Iconic Photographs With Their Subjects Removed

Fatescapes is a series of images by visual artist Pavel Maria Smejkal consisting of iconic photographs with their subjects Photoshopped out of them. The New York Times writes,

[…] Pavel Maria Smejkal goes a step further and forces us to reconsider the veracity of historical images and the photographer’s role by digitally removing the people that made these images resonant. What is left is the scene as it might have looked just minutes before or after the photographer passed by. These images are reminiscent of a time, before Photoshop, when photographs were believed to be a reflection of reality. Mr. Smejkal’s alterations question whether photographs should be viewed as accurate representation.

See if you can recognize each of these famous historical photographs. The answers are at the end of the post.

The photos are: Napalm Girl, Tank Man, Raising the Flag on Iwo Jima, Starvation in Sudan, and The Execution of Nguyễn Văn Lém.

You can find more images from the series here.

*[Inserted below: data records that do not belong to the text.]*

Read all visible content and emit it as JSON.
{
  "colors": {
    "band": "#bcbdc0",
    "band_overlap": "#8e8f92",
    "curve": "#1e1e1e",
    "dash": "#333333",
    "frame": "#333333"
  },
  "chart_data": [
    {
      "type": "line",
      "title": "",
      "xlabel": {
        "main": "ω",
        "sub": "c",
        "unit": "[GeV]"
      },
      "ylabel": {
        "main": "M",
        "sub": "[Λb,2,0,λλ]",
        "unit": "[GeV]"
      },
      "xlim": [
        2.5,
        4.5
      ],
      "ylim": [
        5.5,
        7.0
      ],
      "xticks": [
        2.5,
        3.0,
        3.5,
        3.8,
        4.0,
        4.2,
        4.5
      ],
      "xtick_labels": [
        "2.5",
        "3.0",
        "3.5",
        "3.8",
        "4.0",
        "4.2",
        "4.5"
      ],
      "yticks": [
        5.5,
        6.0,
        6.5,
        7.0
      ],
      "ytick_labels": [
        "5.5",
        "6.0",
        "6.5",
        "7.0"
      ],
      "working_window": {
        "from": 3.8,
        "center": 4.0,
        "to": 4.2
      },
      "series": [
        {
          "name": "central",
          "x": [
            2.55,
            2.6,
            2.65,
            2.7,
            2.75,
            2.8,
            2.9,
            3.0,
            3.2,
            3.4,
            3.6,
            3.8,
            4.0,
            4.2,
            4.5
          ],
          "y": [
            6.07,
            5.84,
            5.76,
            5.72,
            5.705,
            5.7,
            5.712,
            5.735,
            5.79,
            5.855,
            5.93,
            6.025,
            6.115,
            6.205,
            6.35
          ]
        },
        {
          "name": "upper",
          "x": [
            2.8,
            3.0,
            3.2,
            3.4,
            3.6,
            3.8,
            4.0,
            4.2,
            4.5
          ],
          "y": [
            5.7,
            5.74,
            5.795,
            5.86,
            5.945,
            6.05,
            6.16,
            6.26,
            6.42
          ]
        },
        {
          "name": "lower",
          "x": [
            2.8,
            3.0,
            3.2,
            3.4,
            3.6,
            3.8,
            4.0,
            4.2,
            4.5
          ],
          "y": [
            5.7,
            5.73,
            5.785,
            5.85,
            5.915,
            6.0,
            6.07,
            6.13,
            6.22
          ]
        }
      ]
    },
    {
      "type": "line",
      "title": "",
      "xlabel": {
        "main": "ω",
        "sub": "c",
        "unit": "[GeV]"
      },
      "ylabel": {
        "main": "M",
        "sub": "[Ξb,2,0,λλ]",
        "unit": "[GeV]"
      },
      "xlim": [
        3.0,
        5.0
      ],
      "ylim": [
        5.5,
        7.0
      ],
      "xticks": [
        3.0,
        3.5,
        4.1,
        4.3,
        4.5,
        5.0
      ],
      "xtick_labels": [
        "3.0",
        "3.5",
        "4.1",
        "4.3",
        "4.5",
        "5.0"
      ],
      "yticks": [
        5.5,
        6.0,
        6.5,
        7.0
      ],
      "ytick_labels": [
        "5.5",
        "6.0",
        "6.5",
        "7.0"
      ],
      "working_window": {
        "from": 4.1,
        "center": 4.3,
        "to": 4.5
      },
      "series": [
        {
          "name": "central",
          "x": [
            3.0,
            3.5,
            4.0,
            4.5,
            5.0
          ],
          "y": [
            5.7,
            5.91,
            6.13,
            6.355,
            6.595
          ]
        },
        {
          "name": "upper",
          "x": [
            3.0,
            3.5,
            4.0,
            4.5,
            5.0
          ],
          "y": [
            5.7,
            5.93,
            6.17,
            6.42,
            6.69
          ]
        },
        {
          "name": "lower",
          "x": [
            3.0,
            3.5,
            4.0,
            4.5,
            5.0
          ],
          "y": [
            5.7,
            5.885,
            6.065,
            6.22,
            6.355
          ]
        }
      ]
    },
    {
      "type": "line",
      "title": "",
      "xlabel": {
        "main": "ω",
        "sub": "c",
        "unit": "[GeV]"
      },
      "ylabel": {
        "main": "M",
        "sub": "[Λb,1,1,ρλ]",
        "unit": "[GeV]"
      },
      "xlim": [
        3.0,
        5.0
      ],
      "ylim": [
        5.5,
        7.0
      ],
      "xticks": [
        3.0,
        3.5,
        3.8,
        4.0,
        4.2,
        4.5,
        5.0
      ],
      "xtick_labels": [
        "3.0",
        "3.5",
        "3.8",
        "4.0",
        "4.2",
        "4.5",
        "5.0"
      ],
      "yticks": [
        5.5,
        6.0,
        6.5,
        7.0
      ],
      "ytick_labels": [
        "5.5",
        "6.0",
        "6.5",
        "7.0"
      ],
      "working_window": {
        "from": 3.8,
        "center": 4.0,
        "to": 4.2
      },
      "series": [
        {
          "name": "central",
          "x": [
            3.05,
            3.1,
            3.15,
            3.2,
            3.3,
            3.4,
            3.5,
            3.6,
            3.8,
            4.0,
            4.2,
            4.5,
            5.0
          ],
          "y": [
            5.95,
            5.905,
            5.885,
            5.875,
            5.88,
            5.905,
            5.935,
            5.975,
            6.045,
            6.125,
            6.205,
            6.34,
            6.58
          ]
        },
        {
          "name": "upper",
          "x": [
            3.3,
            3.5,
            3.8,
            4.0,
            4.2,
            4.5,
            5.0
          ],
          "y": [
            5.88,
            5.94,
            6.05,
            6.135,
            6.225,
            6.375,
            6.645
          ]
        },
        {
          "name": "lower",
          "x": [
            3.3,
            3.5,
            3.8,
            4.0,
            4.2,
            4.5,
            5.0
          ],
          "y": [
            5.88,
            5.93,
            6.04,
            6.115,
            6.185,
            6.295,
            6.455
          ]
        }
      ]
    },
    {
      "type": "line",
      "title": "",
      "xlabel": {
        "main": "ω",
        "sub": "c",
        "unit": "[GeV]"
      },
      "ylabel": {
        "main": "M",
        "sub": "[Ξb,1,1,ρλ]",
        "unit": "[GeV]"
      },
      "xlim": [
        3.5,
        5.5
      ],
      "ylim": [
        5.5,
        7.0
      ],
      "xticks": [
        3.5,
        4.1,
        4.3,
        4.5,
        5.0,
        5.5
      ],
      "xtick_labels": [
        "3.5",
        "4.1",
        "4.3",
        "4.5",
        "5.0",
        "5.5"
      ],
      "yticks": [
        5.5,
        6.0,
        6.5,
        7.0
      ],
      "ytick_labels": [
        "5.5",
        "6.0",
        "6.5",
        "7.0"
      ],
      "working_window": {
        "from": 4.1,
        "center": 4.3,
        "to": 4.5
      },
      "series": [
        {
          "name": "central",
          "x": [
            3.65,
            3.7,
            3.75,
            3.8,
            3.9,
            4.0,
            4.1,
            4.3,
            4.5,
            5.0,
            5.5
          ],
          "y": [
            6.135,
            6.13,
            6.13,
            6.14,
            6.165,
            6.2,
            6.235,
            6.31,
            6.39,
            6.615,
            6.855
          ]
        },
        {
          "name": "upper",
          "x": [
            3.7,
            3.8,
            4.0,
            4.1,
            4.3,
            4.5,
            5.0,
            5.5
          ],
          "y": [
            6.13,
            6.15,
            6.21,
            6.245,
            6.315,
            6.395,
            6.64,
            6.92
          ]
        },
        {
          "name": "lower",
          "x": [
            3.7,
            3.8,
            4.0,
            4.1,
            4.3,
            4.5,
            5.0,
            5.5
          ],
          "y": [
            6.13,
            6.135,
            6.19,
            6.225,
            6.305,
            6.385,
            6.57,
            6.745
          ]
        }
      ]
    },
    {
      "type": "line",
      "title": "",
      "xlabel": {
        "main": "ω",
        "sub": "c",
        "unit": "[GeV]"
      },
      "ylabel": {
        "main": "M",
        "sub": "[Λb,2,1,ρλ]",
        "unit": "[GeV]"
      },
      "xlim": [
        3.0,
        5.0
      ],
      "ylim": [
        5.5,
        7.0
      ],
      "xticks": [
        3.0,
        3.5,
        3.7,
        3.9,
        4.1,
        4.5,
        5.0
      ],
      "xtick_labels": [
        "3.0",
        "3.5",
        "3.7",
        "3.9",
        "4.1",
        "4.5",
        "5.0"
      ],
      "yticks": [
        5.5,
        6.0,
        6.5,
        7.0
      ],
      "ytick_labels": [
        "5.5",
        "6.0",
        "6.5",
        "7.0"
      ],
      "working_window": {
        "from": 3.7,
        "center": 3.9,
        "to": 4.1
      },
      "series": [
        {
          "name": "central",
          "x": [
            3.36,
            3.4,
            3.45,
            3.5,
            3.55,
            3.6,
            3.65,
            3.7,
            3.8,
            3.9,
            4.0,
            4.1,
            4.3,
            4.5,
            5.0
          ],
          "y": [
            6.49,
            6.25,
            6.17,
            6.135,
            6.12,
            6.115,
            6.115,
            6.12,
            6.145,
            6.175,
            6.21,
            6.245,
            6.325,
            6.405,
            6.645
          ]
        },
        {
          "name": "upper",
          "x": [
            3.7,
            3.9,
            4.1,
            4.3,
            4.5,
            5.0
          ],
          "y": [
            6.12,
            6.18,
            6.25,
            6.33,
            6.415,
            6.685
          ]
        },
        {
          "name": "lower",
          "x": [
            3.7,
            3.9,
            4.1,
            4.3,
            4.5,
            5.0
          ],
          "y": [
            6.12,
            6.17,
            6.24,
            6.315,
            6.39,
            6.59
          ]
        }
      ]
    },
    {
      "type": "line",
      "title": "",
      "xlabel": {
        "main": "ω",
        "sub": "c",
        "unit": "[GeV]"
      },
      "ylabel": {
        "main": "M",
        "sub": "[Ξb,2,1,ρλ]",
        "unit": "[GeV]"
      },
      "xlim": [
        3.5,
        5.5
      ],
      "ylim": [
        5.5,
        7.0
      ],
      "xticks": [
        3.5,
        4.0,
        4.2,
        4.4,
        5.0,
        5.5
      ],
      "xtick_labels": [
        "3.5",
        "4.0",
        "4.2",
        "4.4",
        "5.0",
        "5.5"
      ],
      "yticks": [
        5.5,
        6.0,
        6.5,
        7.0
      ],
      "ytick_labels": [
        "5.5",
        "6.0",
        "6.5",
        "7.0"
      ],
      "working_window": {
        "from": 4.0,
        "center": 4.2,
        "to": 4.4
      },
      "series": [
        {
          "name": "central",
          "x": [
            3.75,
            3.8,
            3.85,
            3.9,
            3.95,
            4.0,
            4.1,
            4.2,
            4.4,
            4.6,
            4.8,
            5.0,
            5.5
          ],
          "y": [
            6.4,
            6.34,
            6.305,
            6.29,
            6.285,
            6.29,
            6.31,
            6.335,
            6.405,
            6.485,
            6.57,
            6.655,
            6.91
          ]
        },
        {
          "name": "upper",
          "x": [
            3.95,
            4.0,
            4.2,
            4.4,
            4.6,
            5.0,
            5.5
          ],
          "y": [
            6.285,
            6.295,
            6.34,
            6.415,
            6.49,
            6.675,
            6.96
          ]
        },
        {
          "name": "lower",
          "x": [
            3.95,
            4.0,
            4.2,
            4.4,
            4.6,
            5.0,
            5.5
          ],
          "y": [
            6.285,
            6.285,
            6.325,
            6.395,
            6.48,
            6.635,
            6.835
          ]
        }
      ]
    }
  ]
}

Fatescapes by Pavel Maria Smejkal (via The New York Times via The Click)

  • RBTX

    Napalm girl by Huynh Cong ‘Nick’ Ut.2.
    Tiananmen Square without the tanks
    3. Iwo Jima
     Sudan’s famine by Kevin Carter
    Saigon Execution by Eddie Adams 

  • Wing Wong

    Looks like she setup a foundation to help other children harmed by war. Glad she has become a strong force for helping people in the world. 

  • Ian McKenzie

    I was able to identify all. One thing that strikes me, each of these pictures, with the main subject(s) removed, still stand as well composed. I think part of what makes the originals iconic is the attention to the overall composition.

  • Erik Lauri Kulo

    And they are pretty eerie to look at. Since you know what’s in them (I was also able to identify them) in the original, there’s a very weird feeling with it gone.

  • Anonymous


  • M.Steve Kemper

    Others have been doing this for quite some time. Arguably the have looked harder and pushed the idea farther.

    See: Brian C. Moss, Paul Pfeifffer, and Josh Azzarella.  

  • Xondra

    All those artists, like Fontcouberta, who question the veracity of photography make me sad. Really, there’s no doubt you can fool millions with a camera and photoshop, but to question absolutely everything seems to me a bit pathological.

  • larr_helms

    I only recognized TWO of these. Although still ‘nice’ images it’s amazing how key subjects MAKE the photo.

  • Bromfed

    How is this not a copyright violation?

  • Josh
  • not new

    Agree, this is nothing new, Josh Azzarella did this years ago, in some cases with the exact same photos (e.g. Tianmanen Square Tank Man) and with video footage as well, and to much greater emotional effect frankly.